To say that refreshing is the first word to come to mind as GoldLink’s Haram! sounds as though it’s being pounded through the concrete foundations of a club in the South London underground a block away, is probably a malapropism. Confounding, attention-demanding, and bold are more likely adjectives for those coming to Haram! for the first time, shaken and encapsulated by an oft-muddled rap delivery weaving jarringly in and out of so many other broad stylistic leaps and collaborative voices in their own right. But, if refreshing wasn’t first to mind, perhaps necessarily raw, and ultimately game-changing better present themselves to a listener upon the unexpected transition between GoldLink and NLE Choppa’s verses on the project’s opener, Extra Clip. In that blurred line exists an early sign of the jarring changes of pace Haram! is destined to bring into focus.
By the second listen through the album as a whole – which is exactly how it should be prescribed despite its shuffling nature – Haram! emerges refreshingly destructive. Destructive of hip-hop expectation. Destructive of GoldLink’s own stylistic boundaries, if any exist at this point in his genre-slashing career at all. Destructive of any remaining walls between global hip-hop and UK club by GoldLink’s own brutalist rap architecture.

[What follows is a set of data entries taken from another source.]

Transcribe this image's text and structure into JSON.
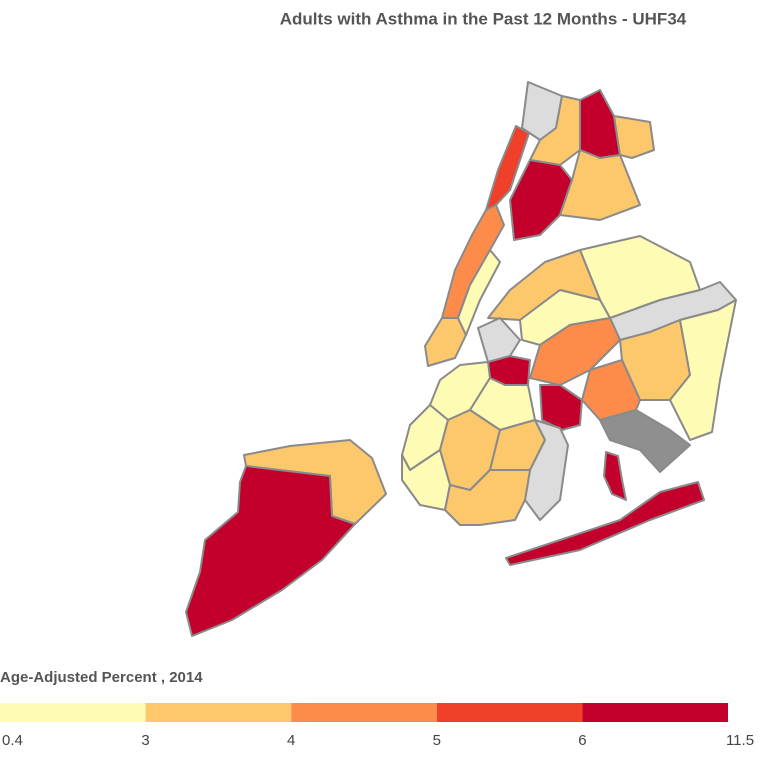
{
  "title": "Adults with Asthma in the Past 12 Months - UHF34",
  "legend": {
    "title": "Age-Adjusted Percent , 2014",
    "breaks": [
      0.4,
      3,
      4,
      5,
      6,
      11.5
    ],
    "colors": [
      "#fefbb5",
      "#fdc76b",
      "#fd8c4a",
      "#f0402a",
      "#c2002b"
    ]
  }
}
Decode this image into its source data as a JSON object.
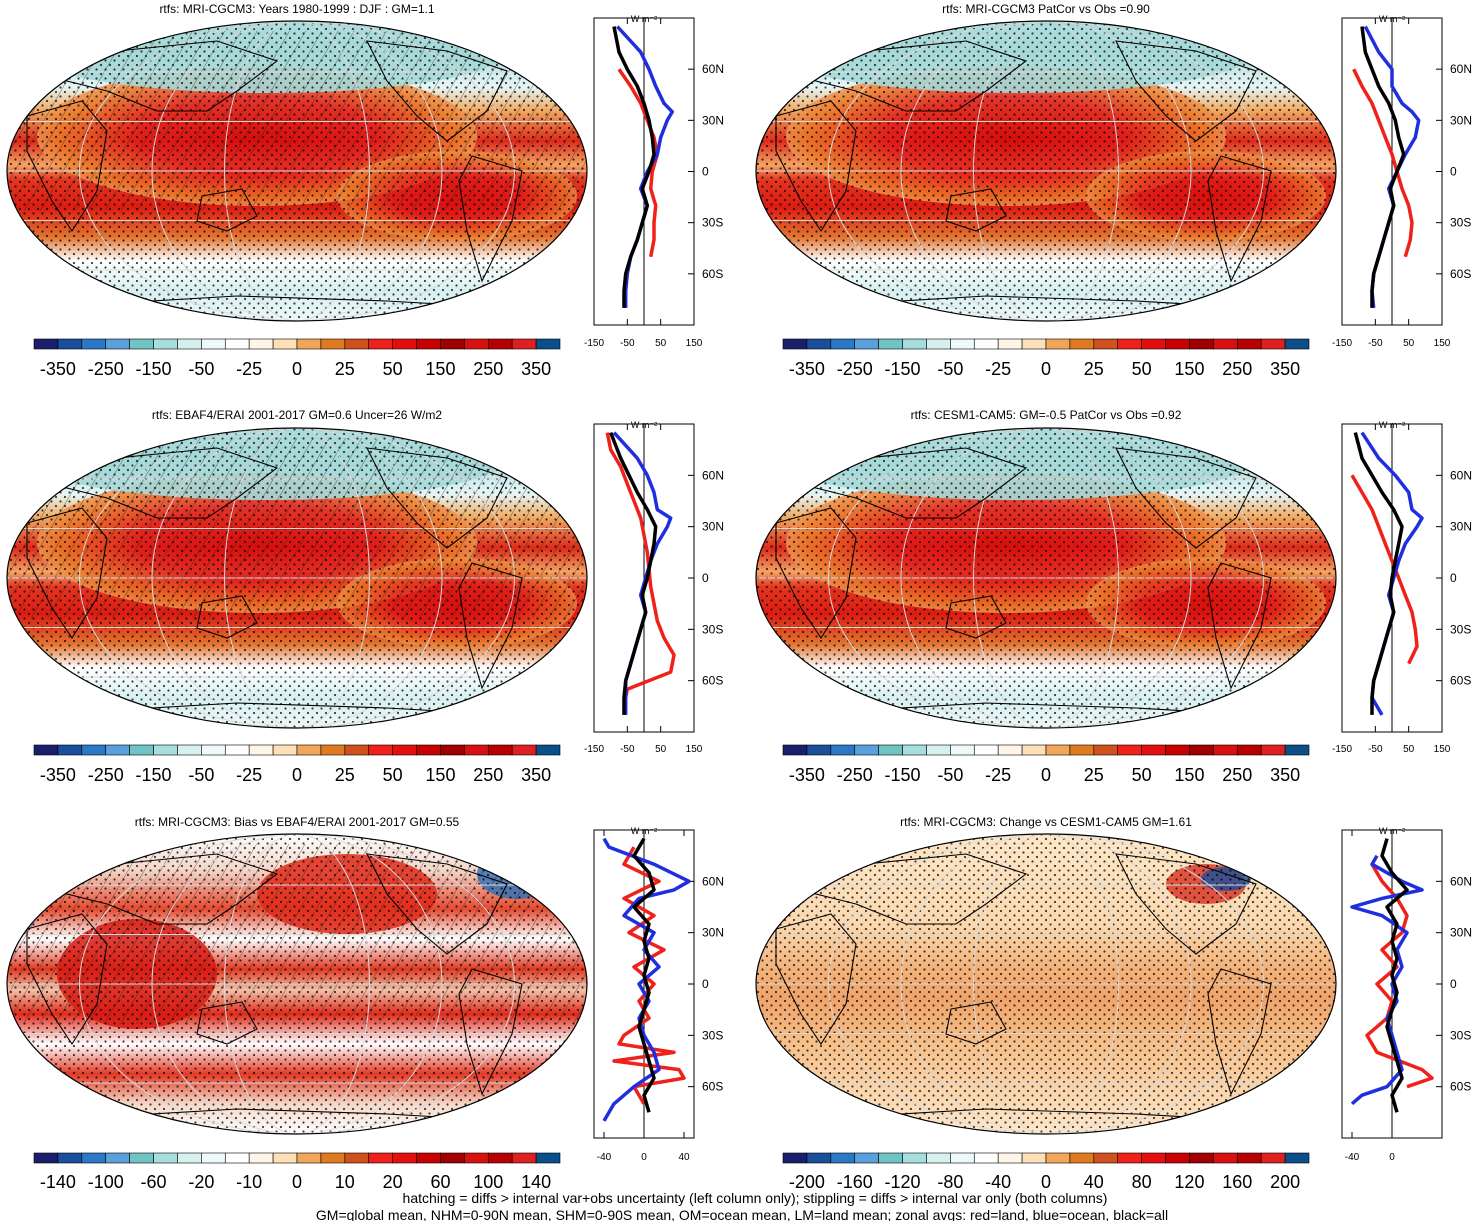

He has been largely living between London and Amsterdam through the last year or so, and the audio-environmental influences that have decidedly soaked their way through the floorboards of his creativity are blaringly apparent and well expressed not only in his at times drill-esque rap delivery, his rangy production, and his long list of friends and collaborators, but also in the dynamic breadth of the stylings he chooses to explore throughout the unpredictable 36-minute rollercoaster of genre defiance pillared by an ever-resent GoldLink flow and euro-futuristic basement bass.
Haram! is – for all intents and purposes – Boiler Room hip-hop, inventing itself with fluid courage from start to finish and intermittingly infusing it all with moments of completely unpredictable bliss. Just wait for the Evian break from any sort of stylistic norms, or the Santigold-tinged effervescence of Wild and Lethal Trash! Per the whole project’s identity as indefinably electro-club rap – bolstered by GoldLink’s own decision to run his own lyrical prowess through a muffler across a larger part of the project – Haram! doesn’t have any contemporary album parallels from which to draw comparison. It’s a removal from hip-hop and music at large, like so much of his canon has been. But, it’s also a removal from his own prior work.
It feels like we should be listening to it at the foot of a Function One speaker; it calls for the kind of humid, smokey atmosphere that a South London Boiler Room set brings to the table; it captures the essence of a great live hip-hop show through the blurred sound of a less-than-adequate sound system; it should be spun live by KAYTRANADA as GoldLink delivers its whirlwind lyricism through a talk box; it will set a new precedent, yet again, that GoldLink doesn’t adhere to expectation, and neither does hip-hop.
Haram! as a whole is undeniably unique, surprising a listener expecting any of the many roads GoldLink’s indefinably influential career has traveled in the past. But, with a great sound system and an open mind, it’s also yet another boldly experimental patchwork of risks taken successfully sure to have a monumental impact on the scope of hip-hop’s futurist texture.